L’action de la FIFA dans la lutte contre la manipulation de matches a été reconnue dans un rapport majeur récemment soumis à la Commission de la culture, de la science, de l’éducation et des médias du Conseil de l’Europe. Le rapporteur est Roland Rino Büchel (Suisse), membre de l’Assemblée parlementaire dudit Conseil de l’Europe.

Intitulé “Il est temps d’agir : la réponse politique de l’Europe pour combattre la manipulation des compétitions sportives”, ce document met en lumière les dernières mesures, bonnes pratiques et lois mises en œuvre par les gouvernements et d’autres organisations afin de lutter contre la manipulation de matches, citant notamment le groupe de travail en charge de l’intégrité lors de la Coupe du Monde Féminine de la FIFA 2019™.

Dans le cadre de son engagement visant à protéger l’intégrité du football, la FIFA s’est entourée de plusieurs parties prenantes clés dans le domaine – dont le Groupe de Copenhague du Conseil de l’Europe et en particulier la Plateforme française de lutte contre la manipulation de matches, Sportradar, l’Association internationale des loteries d’État, INTERPOL, etc. – pour créer ce groupe de travail.

L’objectif était de surveiller toute activité suspicieuse susceptible de mettre à mal l’intégrité de France 2019. Par ailleurs, plusieurs mesures préventives ont été définies avec les confédérations et les associations membres participantes en amont de l’épreuve.

Dans le rapport susmentionné, le groupe de travail est présenté comme un exemple de bonne pratique dans la protection de grands événements sportifs internationaux en raison du “nombre inégalé d’acteurs” impliqués, parmi lesquels la FIFA, le Conseil de l’Europe, le Groupe de Copenhague, les forces de l’ordre, les régulateurs de paris, les autorités françaises compétentes, Sportradar et l’Association internationale des loteries d’État.

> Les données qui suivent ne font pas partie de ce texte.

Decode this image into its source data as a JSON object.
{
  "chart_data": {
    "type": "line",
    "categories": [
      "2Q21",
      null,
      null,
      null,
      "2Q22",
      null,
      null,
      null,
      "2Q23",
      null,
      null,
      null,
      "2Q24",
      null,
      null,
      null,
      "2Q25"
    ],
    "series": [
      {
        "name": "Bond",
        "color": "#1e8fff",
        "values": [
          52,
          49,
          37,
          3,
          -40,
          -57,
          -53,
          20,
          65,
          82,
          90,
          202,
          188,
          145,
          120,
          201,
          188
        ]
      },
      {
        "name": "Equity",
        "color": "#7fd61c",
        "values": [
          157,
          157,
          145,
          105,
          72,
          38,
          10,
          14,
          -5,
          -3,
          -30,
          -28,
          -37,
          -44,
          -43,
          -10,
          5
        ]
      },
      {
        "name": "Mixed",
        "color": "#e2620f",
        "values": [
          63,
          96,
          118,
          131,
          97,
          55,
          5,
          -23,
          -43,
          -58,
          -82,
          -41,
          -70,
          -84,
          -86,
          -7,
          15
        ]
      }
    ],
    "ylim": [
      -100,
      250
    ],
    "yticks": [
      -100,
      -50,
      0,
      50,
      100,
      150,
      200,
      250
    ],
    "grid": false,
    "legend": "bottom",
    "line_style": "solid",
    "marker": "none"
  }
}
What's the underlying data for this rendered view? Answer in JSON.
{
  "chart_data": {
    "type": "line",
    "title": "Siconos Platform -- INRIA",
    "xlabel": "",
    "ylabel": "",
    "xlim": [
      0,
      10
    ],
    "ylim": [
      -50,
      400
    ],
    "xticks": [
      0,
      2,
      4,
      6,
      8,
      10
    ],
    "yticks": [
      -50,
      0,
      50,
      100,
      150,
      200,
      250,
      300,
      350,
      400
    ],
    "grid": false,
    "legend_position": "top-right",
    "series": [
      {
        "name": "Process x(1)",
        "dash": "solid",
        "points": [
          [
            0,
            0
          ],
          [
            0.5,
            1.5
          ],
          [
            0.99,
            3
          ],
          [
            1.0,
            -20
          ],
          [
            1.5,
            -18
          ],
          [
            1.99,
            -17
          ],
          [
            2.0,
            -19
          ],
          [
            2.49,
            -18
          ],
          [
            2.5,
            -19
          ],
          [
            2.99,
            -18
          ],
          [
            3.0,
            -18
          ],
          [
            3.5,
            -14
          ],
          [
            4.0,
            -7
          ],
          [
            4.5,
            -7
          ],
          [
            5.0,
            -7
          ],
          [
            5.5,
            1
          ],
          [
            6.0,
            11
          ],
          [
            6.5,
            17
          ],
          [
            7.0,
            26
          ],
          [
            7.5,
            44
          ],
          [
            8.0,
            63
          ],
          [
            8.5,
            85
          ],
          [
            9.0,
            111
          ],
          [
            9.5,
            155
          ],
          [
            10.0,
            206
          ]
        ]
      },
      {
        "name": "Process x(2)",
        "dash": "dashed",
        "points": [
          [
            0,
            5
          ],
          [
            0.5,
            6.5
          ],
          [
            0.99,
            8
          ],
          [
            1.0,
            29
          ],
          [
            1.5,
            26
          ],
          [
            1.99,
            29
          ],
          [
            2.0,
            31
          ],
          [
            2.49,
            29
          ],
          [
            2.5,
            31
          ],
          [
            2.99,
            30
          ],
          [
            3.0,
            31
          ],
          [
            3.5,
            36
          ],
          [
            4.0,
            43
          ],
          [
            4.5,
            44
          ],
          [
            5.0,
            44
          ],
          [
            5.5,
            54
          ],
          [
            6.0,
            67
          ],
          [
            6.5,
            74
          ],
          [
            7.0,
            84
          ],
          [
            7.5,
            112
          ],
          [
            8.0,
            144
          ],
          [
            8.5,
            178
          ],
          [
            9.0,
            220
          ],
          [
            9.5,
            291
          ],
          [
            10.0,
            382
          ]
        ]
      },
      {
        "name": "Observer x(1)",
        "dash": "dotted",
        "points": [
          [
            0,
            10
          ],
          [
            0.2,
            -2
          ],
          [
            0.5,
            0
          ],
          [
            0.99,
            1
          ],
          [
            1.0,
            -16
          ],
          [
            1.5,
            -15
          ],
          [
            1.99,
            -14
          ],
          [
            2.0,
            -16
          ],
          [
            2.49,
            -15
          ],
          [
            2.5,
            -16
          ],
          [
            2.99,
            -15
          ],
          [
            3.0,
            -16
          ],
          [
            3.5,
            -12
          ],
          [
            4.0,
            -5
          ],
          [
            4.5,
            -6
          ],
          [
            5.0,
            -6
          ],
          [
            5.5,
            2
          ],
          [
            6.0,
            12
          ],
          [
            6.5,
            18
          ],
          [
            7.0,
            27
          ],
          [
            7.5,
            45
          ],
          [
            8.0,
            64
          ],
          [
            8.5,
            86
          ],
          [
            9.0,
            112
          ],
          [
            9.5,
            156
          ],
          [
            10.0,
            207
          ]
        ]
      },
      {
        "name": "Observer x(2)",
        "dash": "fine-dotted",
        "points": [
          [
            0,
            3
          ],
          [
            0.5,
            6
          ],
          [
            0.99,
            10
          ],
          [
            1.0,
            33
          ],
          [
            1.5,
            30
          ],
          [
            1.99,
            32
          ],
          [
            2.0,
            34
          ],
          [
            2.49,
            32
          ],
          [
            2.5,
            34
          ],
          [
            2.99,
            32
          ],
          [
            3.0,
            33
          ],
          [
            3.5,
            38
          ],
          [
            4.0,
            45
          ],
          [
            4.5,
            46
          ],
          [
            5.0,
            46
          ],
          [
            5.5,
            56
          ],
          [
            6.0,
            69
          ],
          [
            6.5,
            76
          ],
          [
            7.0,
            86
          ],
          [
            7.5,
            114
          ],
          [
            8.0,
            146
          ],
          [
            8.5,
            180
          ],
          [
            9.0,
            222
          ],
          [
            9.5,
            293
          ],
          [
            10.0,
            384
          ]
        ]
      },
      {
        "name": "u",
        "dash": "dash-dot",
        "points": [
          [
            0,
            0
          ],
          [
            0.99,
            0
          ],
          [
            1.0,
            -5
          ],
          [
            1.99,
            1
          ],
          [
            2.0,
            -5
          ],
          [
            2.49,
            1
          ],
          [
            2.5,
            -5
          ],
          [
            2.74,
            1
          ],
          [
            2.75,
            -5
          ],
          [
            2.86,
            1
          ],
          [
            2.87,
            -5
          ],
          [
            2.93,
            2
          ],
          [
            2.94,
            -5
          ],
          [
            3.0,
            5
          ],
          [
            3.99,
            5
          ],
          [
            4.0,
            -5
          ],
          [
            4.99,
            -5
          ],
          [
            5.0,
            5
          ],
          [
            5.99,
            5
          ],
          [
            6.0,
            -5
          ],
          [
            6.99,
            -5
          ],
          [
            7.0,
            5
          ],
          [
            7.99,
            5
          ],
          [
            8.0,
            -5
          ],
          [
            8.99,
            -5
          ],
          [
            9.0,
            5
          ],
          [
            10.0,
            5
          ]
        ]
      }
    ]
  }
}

Oliver Jaberg, directeur adjoint de la division Juridique et Conformité et directeur de la sous-division Intégrité et Antidopage de la FIFA, a déclaré :

“La reconnaissance, dans un rapport parlementaire du Conseil de l’Europe, du travail réalisé par la FIFA et d’autres parties prenantes lors de la Coupe du Monde Féminine 2019 souligne la qualité de la démarche entreprise dans ce domaine. Comme l’indique ce rapport, la FIFA s’est engagée à œuvrer à la protection de ses compétitions aux côtés de multiples acteurs. Elle continuera à coopérer avec les gouvernements et des partenaires clés aux niveaux local, national et international pour combattre la manipulation de matches dans le football.”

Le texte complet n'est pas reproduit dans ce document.